Latest civil cases, including personal injuries procedure; right to be heard; party litigants; and expenses; along with new rules on certification for counsel

In Syme v East Lothian Council, Haddington Sheriff Court, 14 November 2011, Sheriff Braid required to consider the new personal injuries procedure in the sheriff court, and in particular the effect the new procedure had on the standards of pleading, particularly insofar as relating to specification. The action was raised shortly before the expiry of the triennium and a debate was assigned.

Sheriff Braid observed that there was no provision for such a hearing in terms of Chapter 36 of the Ordinary Cause Rules. He considered that having regard to the terms of Chapter 36, there was a fundamentally different approach taken in relation to pleadings in actions brought under that chapter. Brief facts as to the establishment of the claim, the injuries sustained, and the heads of claim were required. A statement as to whether the claim was based on common law or statute, and if the latter the relevant statutory provision, was required. Detailed averments of duty were not required as a result. Pleadings were to be concise. It was incompatible for points as to specification to be taken. Such points were to be dealt with at proof, with the potential at that point for a line of evidence to be disallowed. Actions under Chapter 36 were to be decided at proof.

Can I be heard?

An interesting point arose in Glynhill Ltd v Dundas & Wilson [2011] CSOH 195 (8 November 2011). An action for damages had been raised against the defenders. An advocate sought leave of the court to enter the process. This advocate’s interest in the proceedings was limited to having the right to be heard in order to protect his professional reputation. He had no interest in the action per se.

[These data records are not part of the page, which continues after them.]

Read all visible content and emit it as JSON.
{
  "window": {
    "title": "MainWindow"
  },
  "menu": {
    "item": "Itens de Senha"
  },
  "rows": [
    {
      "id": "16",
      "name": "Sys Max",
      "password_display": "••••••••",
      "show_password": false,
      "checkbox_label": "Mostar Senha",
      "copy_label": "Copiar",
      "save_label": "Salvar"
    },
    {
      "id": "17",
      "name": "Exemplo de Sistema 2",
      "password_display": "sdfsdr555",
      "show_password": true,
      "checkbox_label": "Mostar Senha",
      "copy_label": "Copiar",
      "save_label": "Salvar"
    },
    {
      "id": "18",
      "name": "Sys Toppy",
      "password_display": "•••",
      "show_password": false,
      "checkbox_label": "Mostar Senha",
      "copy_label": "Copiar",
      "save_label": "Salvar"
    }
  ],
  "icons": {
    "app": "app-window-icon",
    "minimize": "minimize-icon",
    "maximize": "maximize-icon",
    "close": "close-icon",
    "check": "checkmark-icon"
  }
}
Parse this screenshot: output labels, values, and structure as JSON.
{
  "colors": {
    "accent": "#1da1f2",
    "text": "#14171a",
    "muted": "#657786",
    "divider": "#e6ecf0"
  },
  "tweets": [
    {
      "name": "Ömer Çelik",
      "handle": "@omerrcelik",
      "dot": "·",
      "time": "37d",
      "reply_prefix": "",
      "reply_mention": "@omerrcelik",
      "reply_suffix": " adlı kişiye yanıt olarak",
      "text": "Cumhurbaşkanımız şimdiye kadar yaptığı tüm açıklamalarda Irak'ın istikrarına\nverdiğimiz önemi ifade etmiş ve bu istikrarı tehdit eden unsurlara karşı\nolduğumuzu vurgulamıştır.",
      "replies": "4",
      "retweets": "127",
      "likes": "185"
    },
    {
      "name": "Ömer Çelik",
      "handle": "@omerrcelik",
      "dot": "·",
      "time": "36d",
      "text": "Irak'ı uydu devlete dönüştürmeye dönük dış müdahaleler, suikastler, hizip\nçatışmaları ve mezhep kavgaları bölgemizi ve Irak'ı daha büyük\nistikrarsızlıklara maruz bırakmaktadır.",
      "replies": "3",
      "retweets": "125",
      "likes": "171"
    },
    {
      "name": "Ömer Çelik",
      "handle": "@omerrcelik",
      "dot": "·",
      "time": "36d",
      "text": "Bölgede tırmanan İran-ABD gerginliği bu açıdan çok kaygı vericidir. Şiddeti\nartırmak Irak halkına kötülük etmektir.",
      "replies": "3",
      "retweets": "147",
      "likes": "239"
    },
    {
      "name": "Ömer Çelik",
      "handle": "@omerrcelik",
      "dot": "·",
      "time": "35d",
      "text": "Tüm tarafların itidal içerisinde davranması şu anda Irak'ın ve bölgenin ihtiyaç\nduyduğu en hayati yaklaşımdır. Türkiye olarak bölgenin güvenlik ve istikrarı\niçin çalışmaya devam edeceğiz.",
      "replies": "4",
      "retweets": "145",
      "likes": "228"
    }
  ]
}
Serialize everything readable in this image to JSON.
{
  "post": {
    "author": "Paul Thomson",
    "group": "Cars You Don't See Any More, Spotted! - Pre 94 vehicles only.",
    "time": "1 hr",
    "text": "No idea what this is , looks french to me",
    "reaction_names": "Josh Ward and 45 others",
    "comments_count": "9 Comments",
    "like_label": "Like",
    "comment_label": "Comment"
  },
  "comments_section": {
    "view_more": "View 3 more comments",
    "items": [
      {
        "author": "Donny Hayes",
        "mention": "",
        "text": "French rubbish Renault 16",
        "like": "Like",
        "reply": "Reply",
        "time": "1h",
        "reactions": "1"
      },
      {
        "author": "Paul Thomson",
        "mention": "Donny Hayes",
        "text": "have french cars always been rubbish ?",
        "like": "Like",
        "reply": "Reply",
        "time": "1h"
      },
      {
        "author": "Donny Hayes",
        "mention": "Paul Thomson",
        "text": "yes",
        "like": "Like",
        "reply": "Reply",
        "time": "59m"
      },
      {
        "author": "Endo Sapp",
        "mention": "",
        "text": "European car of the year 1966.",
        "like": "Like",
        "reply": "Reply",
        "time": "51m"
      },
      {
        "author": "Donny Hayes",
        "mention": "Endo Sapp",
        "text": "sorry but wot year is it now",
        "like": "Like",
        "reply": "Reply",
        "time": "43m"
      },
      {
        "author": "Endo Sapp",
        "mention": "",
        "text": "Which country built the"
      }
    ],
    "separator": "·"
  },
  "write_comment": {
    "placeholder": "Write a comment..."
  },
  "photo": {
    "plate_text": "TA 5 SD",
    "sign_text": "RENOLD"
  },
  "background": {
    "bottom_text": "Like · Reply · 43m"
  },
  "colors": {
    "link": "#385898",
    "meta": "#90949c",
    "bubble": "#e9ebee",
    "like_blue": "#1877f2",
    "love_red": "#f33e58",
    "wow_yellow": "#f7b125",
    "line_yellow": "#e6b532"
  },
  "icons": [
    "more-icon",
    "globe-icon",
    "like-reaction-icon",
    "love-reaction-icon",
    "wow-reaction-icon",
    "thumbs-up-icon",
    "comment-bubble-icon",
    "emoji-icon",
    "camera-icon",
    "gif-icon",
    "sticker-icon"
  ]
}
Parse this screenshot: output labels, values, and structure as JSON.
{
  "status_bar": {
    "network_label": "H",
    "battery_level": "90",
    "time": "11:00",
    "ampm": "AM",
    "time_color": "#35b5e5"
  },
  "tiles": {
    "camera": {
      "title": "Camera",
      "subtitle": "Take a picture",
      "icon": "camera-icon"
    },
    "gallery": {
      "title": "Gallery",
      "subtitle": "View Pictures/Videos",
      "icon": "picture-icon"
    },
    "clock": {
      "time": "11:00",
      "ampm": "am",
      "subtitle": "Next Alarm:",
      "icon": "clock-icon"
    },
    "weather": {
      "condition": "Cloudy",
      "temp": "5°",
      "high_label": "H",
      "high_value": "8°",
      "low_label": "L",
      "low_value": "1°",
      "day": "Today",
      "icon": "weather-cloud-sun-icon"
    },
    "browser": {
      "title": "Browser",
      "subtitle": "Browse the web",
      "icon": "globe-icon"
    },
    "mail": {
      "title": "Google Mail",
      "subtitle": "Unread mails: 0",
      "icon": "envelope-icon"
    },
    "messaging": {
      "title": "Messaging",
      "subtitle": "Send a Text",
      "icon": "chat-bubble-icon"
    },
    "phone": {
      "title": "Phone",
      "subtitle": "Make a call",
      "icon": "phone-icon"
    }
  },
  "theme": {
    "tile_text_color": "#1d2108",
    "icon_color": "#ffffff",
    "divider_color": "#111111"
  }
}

It was conceded that there was potentially an inherent power in the court to grant the application, and that a right to reputation was a right which could be protected in civil proceedings. The advocate had drafted a minute of amendment in an action of damages by an individual against the present pursuers. That action subsequently settled. It was averred in the present action that the minute of amendment did not accurately reflect the information in precognition. Lady Clark took the view that there was no issue in the pleadings as presently before her which undermined the professional reputation of the advocate. She accordingly refused the application. Lady Clark did, however, express the view that even if the pleadings did undermine the reputation of the advocate, it was an issue collateral to those raised in the action. As such it did not automatically give a third party the right to enter a process to protect a reputation. Although the issue was not decided on the issue of competency, I would have thought that if any such application was to be entertained, the instances would be extremely unusual and rare. The alternative raises a new meaning to the phrase that a litigation “has grown arms and legs”!

Party litigants

The problems party litigants can pose were the subject of observation by the Inner House in Parkes v MacGregor [2011] CSIH 69 (11 November 2011). Lord Bonomy observed that as a result of party litigants being totally immersed in the complexities of a case and its accompanying emotional turmoil, good points can often be missed by such litigants.


In AB v BB [2011] CSOH 198 (2 December 2011), Lord Bannatyne decided that expenses in a family action relating to a dispute regarding contact should not be dealt with on a “no expenses due to or by” basis. He concluded that the defender should be found liable for a proportion of the expenses of process.

The pursuer had been successful in being awarded residence and resisting the defender’s claim for contact. In addition, the behaviour of the defender had resulted in unnecessary expense. She had made serious and unfounded allegations against the pursuer and his family. Allegations of a similar nature, which were likewise unfounded, were made against the curator ad litem and experts led by both the pursuer and the curator. Time had been taken up unnecessarily at the proof countering these allegations. Certain motions enrolled by the defender had been wholly unnecessary. Finally, the defender had not co-operated to certain perfectly reasonable requests.

An unusual point arose regarding expenses in Anderson v Shetland Islands Council [2011] CSOH 187 (15 November 2011). The defenders were awarded the expenses of certain procedure, but sought that the pursuer’s attorney be found personally liable for these expenses. The attorney was not a party to the action, and the issue was whether he was dominus litis in relation to the pursuer. The concept of dominus litis required interest in the subject matter of the litigation, and control and direction of it. On considering matters, Lady Smith considered she could not hold that the attorney had real interest in the litigation, although he was controlling and directing it.

Certification for counsel

The Act of Sederunt (Sanction for the Employment of Counsel in the Sheriff Court) 2011 comes into force on 1 January 2012. In its terms, sanction for the employment of counsel can be granted by a sheriff or sheriff principal, on the motion of either party or ex proprio motu, in relation to the appearance at any hearing or the preparation of any document to be lodged in the proceedings. Sanction can be granted before, at, or after the hearing or preparation of the document, as well as at or at any time before the disposal of the proceedings. If sanction is refused prior to any hearing or preparation of any document, application for sanction can be renewed at or after the hearing or after the document has been prepared. Sanction can be granted for the employment of more than one pleader, one or more hearings or preparation of documents. Restrictions can be imposed on the sanction.